Abundance Examples from Your Work: Please describe a specific example from your record (legislative, professional, or community work) where you championed a project or policy that is aligned with our agenda. What obstacles did you overcome, and what was the outcome?

In 2022, I challenged a 30-year incumbent and the network of institutions that supported her, making an argument about the necessity for change in a district where a vocal and empowered group is well-served by the status quo. I made the case that aggressive action to add more homes and reclaim space for cars were critical progressive policies. I did not win that election, but that campaign became the seed of Abundance NY—as well as a model for the synthesis between abundance ideas and progressive values that is gaining purchase in New York politics.

Beyond the many wins that Abundance New York has been involved in securing—from protecting congestion pricing to passing City of Yes and the pro-housing ballot proposals, to adding power to individual transit and rezoning proposals—I am proud of my continued abundance record outside of the organization. 

For example, I have organized colleagues on Community Board 2 to challenge the consensus on controversial issues in order to advance the needs of our most vulnerable neighbors. When COYHO was opposed almost unanimously by our Land Use committee, I whipped 17 “no” votes against their anti-housing resolution which ultimately passed with just 21 “yes” votes. That split decision helped provide more space to the City Council to pass the text amendment without massive modifications.

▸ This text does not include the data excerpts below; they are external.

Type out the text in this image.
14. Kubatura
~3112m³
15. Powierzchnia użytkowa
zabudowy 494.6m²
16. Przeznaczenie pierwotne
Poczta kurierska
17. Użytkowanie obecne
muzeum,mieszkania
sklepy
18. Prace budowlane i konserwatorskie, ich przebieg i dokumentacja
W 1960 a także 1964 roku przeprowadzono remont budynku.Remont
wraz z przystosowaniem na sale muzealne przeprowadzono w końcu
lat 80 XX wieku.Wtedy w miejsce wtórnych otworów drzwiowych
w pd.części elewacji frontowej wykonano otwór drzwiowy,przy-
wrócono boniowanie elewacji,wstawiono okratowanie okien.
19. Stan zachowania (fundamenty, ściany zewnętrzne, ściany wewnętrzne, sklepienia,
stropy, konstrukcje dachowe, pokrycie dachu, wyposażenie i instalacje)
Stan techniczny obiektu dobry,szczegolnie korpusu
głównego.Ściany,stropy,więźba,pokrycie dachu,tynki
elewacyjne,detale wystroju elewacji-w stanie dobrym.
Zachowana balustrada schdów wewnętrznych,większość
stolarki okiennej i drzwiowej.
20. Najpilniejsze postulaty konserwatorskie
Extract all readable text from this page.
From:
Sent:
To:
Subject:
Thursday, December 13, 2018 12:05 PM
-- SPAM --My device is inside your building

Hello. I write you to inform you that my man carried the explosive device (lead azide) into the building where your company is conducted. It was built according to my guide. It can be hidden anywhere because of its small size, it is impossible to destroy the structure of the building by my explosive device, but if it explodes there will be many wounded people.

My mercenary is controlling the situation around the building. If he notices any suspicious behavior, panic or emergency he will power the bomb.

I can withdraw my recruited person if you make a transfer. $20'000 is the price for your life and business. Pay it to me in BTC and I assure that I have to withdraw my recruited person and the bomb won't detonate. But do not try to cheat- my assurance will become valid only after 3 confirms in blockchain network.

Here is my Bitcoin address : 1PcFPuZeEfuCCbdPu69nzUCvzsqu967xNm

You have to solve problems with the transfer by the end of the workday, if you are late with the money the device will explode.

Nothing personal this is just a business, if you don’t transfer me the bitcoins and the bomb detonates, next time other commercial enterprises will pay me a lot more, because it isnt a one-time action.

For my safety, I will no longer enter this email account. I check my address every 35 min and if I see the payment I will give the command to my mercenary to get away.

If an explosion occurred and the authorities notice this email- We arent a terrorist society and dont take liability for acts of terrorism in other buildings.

I've also been at the forefront of the Human Services committees' support for Safe Haven shelters in our district, having authored multiple resolutions in support of Paul's Place on West 14th Street. This pro-shelter attitude from CB2 has helped translate into smooth launch and operation for the Safe Haven and the scores of New Yorkers it serves every day.

Outside of Abundance and the Community Board, I also volunteer with Open Hearts, providing direct service to street homeless New Yorkers through packing and distributing care kits and volunteering at "free stores" to distribute essentials—and I've personally rallied for policies like a stronger Streets Plan and expanded licenses for street vendors.


Legislative Priorities: If elected (or re-elected) to the State Assembly/Senate, what are your top three legislative priorities? Please be specific about the policies you would advance and what you hope to achieve.

Housing affordability—and the threats to New Yorkers’ staying in their homes—must be a top legislative priority. We must advance policies like those included in the 2023 Housing Compact proposal to enable more home creation region-wide. I would also like to expand the $50 million Housing Access Voucher Program into a statewide guarantee, while also expanding Right to Counsel statewide, to keep people in their homes as we build towards housing abundance.

Given the authoritarian attacks on New York’s immigrant communities, we must also pass New York for All. Additionally, we should advance the related legislation to push back against ICE’s incursion into our streets: Dignity not Detention, MELT, RADAR, and Access to Representation.

Childcare costs are the other major pressure pushing families out of New York, and so raising revenues (e.g. through the Invest in Our New York package) to fund universal childcare is another urgent priority.